En effet, les conditions météorologiques ont un impact reconnu sur la santé cardiovasculaire, leur exacerbation, avec le changement climatique, a donc des conséquences dans sa prise en charge. En particulier, dans la prise en charge de l’insuffisance cardiaque se caractérise par des décompensations, des épisodes de déstabilisation brutale qui conduisent à l’hospitalisation.
Identifier les déclencheurs environnementaux des événements cardiovasculaires permettrait d’anticiper.
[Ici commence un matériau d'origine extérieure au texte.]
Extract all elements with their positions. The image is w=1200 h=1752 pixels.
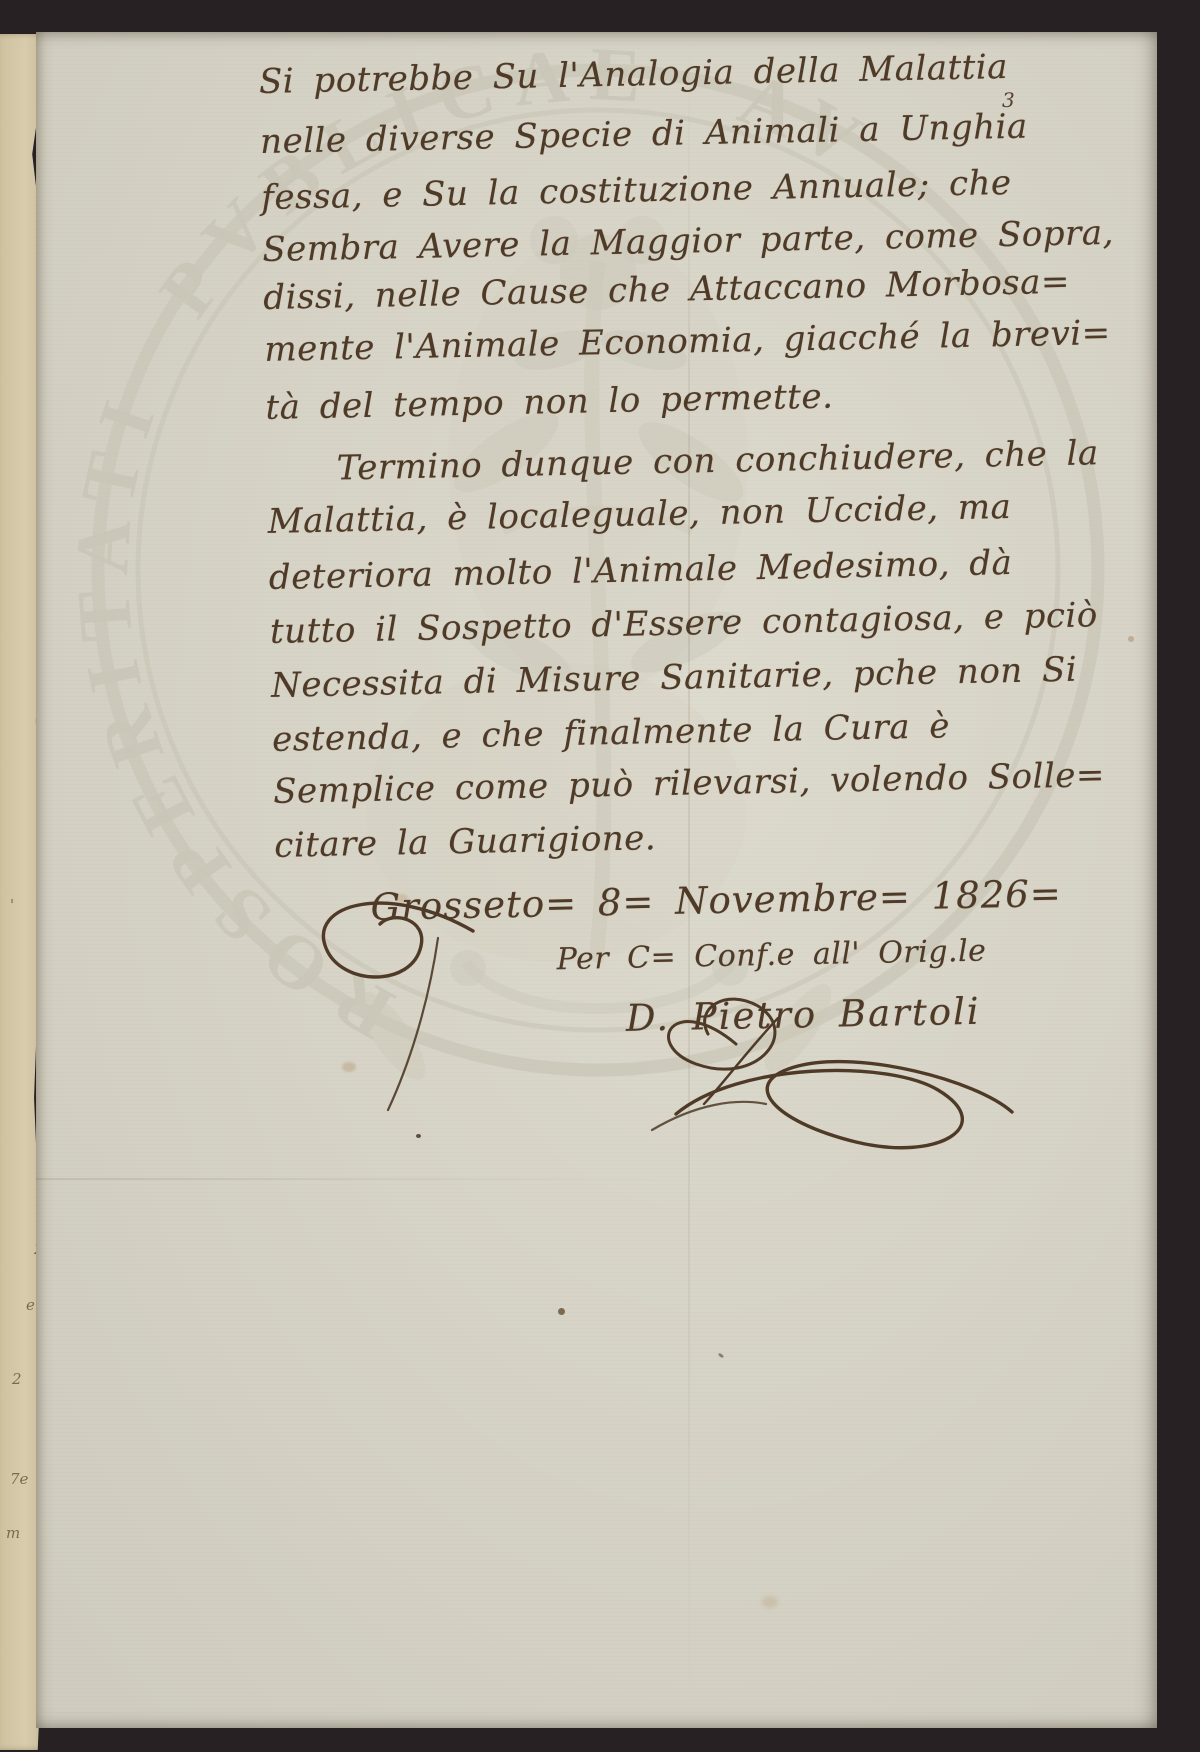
margin-mark: ' — [10, 896, 14, 914]
margin-mark: e — [26, 1296, 35, 1314]
manuscript-text-block: Si potrebbe Su l'Analogia della Malattia… — [258, 15, 1088, 32]
fold-crease — [36, 1178, 686, 1180]
margin-mark: 2 — [12, 1370, 22, 1388]
signature: D. Pietro Bartoli — [625, 990, 981, 1040]
page-number-mark: 3 — [1002, 88, 1015, 112]
foxing-spot — [1128, 636, 1134, 642]
foxing-spot — [762, 1596, 778, 1608]
manuscript-sheet: ROSPERITATI PVBLICAE AV — [36, 32, 1157, 1728]
foxing-spot — [342, 1062, 356, 1072]
margin-mark: 7e — [10, 1470, 28, 1488]
scanned-manuscript-page: ' 2 e 2 7e m ROSPERITATI PVBLICAE AV — [0, 0, 1200, 1752]
margin-mark: m — [6, 1524, 20, 1542]
ink-speck — [416, 1134, 421, 1138]
manuscript-line: citare la Guarigione. — [274, 818, 657, 866]
foxing-spot — [558, 1308, 565, 1315]
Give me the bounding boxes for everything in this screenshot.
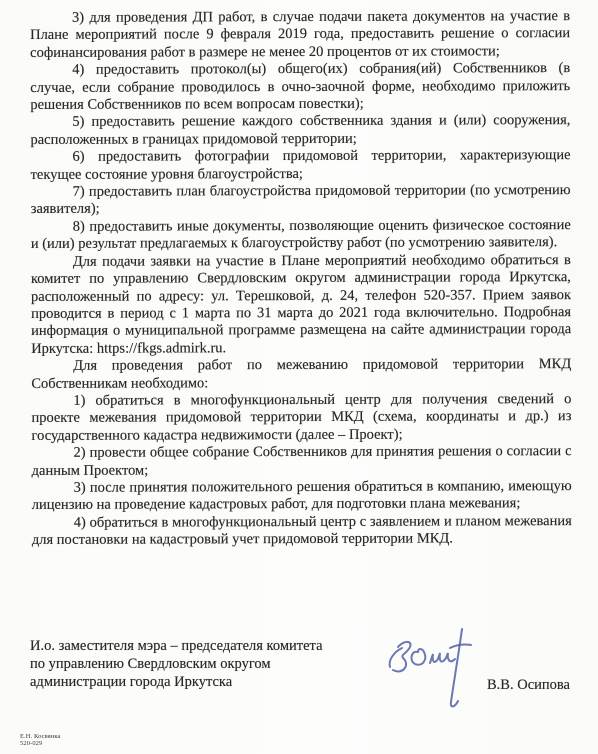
paragraph: Для проведения работ по межеванию придом… [31, 356, 571, 393]
text-block: 3) для проведения ДП работ, в случае под… [30, 8, 572, 549]
signatory-position-line: И.о. заместителя мэра – председателя ком… [30, 637, 570, 655]
handwritten-signature-icon [372, 626, 487, 721]
executor-name: Е.Н. Косвянка [20, 733, 61, 740]
paragraph: 4) предоставить протокол(ы) общего(их) с… [30, 60, 570, 114]
paragraph: 6) предоставить фотографии придомовой те… [30, 147, 570, 184]
signature-block: И.о. заместителя мэра – председателя ком… [30, 637, 570, 717]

Les pays nordiques constituent un terrain d’étude particulier : l’auteur principal, le Dr Wenli Ni, explique : « Les environnements de haute latitude se caractérisent par une exposition fréquente au froid, tout en faisant face à une vulnérabilité émergente et non acclimatée à la chaleur, au fur et à mesure que le climat mondial se réchauffe ».
Autrement dit, ces populations sont rompues au froid mais démunies face aux pics de chaleur.
L’étude, s’appuie sur le registre national suédois des patients et porte sur 482.000 hospitalisations pour insuffisance cardiaque entre 2006 et 2021. Les vagues de froid ont été définies comme au moins 2 jours consécutifs sous le cinquième centile des températures et les vagues de chaleur comme au moins 2 jours au-delà du quatre-vingt-quinzième centile. L’analyse des hospitalisations révèle que :
- les vagues de froid s’accompagnent d’un risque accru d’hospitalisation entre 2 et 6 jours après l’épisode, la significativité statistique étant atteinte entre 3 et 5 jours ;
- l’exposition à des températures basses en continu produit un effet comparable, entre 3 et 6 jours, significatif entre 3 et 5 jours ;
- l’exposition à des températures élevées est associée à un risque accru dans un délai bien plus court, de 0 à 3 jours ;
- aucune association n’apparaît en revanche entre les vagues de chaleur ainsi définies et les hospitalisations.
Quelles implications ? Ce décalage constitue le principal apport pratique. Le froid agit à retardement, ce qui laisse une fenêtre de plusieurs jours pour renforcer la surveillance des patients après une alerte.
La chaleur agit presque immédiatement, ce qui impose une prise en charge en urgence.
Cela implique aussi une surveillance renforcée des conditions météorologiques extrêmes.
« Nous ne pouvons plus pratiquer la médecine cardiovasculaire dans un vide météorologique », concluent les auteurs.
Après un coup de froid, la décompensation arrive avec plusieurs jours de retard. Ce n’est pas le cas en cas de coup de chaleur, la prise en charge doit être immédiate.